The main message was that lenders accept that the sector is undergoing a huge change, and that what occupiers want from their office space is changing dramatically. Many secondary offices will become obsolete, they agreed, as they fall foul of ESG standards and, more generally, of occupier expectations around the quality of workspace.

However, the lenders we spoke to were clear that they believe offices – and more specifically the best offices a location can offer occupiers and investors – have a future.

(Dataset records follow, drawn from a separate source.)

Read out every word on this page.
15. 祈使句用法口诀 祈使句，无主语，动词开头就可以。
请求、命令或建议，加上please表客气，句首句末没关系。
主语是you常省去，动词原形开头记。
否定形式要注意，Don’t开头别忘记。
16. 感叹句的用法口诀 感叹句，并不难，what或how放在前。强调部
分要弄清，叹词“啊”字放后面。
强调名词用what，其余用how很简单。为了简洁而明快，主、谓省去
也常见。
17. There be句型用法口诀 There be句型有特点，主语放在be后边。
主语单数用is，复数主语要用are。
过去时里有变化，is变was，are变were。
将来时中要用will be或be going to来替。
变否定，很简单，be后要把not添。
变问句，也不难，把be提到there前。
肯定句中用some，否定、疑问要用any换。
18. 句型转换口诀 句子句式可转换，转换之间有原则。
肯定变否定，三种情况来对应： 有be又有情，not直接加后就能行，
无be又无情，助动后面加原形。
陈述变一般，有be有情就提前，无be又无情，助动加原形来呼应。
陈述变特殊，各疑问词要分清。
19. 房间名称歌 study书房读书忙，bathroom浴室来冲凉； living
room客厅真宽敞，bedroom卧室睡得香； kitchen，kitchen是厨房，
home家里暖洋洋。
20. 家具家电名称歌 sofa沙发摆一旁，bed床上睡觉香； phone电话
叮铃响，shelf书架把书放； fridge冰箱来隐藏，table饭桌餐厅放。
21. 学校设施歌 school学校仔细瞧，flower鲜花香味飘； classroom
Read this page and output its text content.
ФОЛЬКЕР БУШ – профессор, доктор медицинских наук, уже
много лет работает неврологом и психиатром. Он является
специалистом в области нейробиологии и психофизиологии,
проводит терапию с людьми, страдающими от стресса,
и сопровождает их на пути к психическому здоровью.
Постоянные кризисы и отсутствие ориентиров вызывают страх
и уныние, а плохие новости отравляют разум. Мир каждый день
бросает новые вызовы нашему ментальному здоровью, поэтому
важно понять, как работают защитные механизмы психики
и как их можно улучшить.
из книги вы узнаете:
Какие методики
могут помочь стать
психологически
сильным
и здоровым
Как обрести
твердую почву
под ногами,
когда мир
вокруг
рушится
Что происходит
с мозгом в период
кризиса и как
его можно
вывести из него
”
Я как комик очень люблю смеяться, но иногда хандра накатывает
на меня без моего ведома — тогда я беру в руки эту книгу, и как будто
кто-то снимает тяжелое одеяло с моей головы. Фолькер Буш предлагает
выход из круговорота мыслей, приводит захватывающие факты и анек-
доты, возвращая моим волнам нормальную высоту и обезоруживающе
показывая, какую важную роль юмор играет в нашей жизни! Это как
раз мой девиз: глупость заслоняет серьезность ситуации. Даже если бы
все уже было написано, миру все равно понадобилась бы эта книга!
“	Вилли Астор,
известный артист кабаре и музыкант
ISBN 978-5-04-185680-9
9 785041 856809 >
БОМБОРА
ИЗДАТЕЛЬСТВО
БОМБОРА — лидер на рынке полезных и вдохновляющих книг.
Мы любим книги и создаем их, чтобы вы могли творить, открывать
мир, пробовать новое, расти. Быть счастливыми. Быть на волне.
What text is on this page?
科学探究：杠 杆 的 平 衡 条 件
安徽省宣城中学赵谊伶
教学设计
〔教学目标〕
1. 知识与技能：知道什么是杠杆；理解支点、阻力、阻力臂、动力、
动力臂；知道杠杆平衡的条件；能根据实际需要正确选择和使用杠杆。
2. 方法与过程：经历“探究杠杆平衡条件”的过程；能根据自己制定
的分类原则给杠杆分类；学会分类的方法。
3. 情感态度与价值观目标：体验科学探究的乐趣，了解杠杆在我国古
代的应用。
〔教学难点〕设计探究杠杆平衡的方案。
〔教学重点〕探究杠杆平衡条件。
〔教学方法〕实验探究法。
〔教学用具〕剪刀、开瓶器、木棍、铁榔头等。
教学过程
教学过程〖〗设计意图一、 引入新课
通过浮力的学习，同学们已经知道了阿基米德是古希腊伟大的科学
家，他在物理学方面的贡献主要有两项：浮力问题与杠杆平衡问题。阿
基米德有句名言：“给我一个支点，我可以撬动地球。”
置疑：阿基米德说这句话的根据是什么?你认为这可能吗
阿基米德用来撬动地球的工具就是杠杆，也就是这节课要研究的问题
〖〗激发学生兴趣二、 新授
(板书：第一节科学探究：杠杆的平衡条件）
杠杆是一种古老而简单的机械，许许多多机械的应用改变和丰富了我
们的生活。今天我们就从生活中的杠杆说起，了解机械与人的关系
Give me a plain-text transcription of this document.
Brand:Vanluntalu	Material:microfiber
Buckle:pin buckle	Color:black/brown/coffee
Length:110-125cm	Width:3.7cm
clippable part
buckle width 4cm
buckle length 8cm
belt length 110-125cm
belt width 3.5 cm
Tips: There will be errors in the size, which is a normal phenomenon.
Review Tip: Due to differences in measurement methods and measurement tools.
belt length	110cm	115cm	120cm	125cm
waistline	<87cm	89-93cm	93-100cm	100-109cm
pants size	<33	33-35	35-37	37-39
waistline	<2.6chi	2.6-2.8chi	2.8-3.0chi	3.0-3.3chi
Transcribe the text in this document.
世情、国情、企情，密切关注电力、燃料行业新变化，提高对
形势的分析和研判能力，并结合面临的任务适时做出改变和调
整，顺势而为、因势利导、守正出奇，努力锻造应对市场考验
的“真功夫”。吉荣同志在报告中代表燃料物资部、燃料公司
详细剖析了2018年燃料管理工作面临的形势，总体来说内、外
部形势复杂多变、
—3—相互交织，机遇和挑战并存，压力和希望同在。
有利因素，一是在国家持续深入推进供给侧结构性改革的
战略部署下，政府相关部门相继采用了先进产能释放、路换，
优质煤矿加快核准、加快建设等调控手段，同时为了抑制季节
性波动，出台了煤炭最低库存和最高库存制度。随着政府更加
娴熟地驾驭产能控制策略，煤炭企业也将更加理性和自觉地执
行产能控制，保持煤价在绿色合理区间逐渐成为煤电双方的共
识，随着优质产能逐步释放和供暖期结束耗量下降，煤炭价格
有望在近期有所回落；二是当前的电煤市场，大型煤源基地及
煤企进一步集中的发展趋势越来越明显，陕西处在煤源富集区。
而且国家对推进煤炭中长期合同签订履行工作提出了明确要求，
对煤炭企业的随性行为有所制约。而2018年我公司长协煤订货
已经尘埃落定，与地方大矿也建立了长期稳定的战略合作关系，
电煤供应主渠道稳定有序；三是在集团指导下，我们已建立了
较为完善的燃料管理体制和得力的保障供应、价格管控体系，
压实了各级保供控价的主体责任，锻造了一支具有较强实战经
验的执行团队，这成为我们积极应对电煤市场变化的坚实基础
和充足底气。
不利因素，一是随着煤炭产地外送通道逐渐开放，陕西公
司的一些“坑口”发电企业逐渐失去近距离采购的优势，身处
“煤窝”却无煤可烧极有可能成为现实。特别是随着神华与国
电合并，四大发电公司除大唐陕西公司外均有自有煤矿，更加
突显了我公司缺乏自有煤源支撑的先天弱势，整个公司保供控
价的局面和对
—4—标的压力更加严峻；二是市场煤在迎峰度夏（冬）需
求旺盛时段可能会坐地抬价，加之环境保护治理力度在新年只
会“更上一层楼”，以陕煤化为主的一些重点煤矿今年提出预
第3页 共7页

The office sector transactions that were voted among 2021’s standout financing deals all relate to the highest-quality office assets their markets have to offer – or schemes designed to deliver such products to the market. Where office deals were among the achievements of bank lenders winning regional awards, the assets they financed were invariably core, prime stock in the best locations.

Financing offices has become a highly selective endeavour for lenders, but our award winners demonstrate there are still important deals to be done in the sector.